The amount attached by the Directorate of Execution (ED), according to the press release, “concerns seven companies, three of which are financial technology (fintech) companies, namely Mad Elephant Network Technology Private Limited, Baryonyx Technology Private Limited and Cloud Atlas Future Technology Private Limited, which are controlled by Chinese nationals and three NBFC (non-bank financial companies) registered with the RBI.
The NBFCs are X10 Financial Services Private Limited, Track Fin-ed Private Limited and Jamnadas Morarjee Finance Private Limited, the managing director said.
He said the FinTech companies have “an agreement” with the respective NBFCs for loan disbursement through digital lending applications.
“The amount attached by ED also includes an amount of fees invoiced by Razorpay Software Private Limited to the extent of ??86.44 lakh for failing to do due diligence in the event that a company registered with it for the disbursement and collection of loans, ”he alleged.
The total amount of the property attached under the last provisional order issued under the PMLA is ??76.67 crore and some Indians are also under the ED scanner in these cases.
The agency said its investigation revealed that Chinese loan applications “offered loans to individuals and charged usurious interest rates and processing fees.”
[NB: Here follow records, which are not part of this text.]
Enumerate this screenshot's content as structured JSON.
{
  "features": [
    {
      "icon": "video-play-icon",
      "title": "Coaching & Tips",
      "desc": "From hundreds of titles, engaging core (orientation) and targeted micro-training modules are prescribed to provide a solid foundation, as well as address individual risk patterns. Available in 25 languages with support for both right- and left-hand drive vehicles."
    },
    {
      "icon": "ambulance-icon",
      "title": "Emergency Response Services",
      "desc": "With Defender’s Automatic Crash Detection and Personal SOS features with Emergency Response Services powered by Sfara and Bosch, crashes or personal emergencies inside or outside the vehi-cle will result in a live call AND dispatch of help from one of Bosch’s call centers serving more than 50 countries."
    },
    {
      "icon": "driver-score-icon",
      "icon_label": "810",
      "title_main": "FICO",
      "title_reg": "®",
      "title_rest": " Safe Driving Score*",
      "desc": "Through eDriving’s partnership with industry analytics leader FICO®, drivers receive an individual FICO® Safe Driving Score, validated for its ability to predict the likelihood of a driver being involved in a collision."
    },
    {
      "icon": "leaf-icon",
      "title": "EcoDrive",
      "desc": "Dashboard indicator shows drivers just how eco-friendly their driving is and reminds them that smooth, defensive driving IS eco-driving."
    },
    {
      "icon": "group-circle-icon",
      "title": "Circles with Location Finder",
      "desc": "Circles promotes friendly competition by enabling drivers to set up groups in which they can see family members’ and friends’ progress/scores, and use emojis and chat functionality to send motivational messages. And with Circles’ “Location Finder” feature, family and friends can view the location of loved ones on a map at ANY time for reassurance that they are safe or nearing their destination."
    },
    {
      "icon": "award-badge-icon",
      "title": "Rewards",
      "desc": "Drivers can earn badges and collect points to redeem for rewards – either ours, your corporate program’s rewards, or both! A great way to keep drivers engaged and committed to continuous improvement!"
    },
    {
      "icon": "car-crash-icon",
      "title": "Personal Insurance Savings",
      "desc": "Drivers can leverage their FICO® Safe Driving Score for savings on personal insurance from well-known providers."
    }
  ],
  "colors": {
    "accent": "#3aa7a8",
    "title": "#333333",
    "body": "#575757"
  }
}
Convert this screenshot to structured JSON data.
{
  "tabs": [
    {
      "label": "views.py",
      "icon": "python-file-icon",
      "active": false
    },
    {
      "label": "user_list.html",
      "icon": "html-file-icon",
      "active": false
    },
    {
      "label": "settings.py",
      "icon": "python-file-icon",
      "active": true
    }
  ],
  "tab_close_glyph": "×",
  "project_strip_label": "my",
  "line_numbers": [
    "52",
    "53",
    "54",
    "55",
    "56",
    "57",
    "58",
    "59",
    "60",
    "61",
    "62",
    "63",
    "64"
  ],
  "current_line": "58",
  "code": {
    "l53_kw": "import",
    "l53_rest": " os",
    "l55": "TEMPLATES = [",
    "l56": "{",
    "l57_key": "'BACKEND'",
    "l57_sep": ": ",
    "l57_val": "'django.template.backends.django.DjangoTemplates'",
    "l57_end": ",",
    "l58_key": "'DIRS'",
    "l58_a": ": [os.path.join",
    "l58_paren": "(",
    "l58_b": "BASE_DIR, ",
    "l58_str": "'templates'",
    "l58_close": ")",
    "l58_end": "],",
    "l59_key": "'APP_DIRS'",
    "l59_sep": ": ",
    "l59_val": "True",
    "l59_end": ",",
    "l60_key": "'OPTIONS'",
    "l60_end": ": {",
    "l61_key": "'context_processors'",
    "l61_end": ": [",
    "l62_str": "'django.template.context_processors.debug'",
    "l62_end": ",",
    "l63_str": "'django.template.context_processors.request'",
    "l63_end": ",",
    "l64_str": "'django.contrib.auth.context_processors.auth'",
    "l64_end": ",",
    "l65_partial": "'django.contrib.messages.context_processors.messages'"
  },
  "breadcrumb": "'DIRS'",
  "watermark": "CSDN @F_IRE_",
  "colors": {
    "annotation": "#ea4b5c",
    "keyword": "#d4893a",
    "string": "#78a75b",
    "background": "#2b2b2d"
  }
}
Loan applications through their debt collectors have resorted to systematic abuse, harassment and threat of defaulters through call centers for coercive loan collection by obtaining sensitive user data. stored on cellphones such as contacts, photographs and using them to defame or blackmail the borrower, ”the ED said.
He said the people behind these loan applications “even threatened borrowers by sending bogus legal notices to their relatives and family members.”
ED has stated that this money lending activity run by these FinTech companies is illegal or “unauthorized” by any law.
“These NBFCs knowingly let these FinTech companies use their names for the purpose of earning a commission regardless of the conduct of these FinTech companies in their dealings with customers who are a vulnerable part of society and who have urgently needed funds due to the current situation. pandemic situation (Covid-19) “.
“This is also a violation of the RBI Code of Fair Practices,” he said.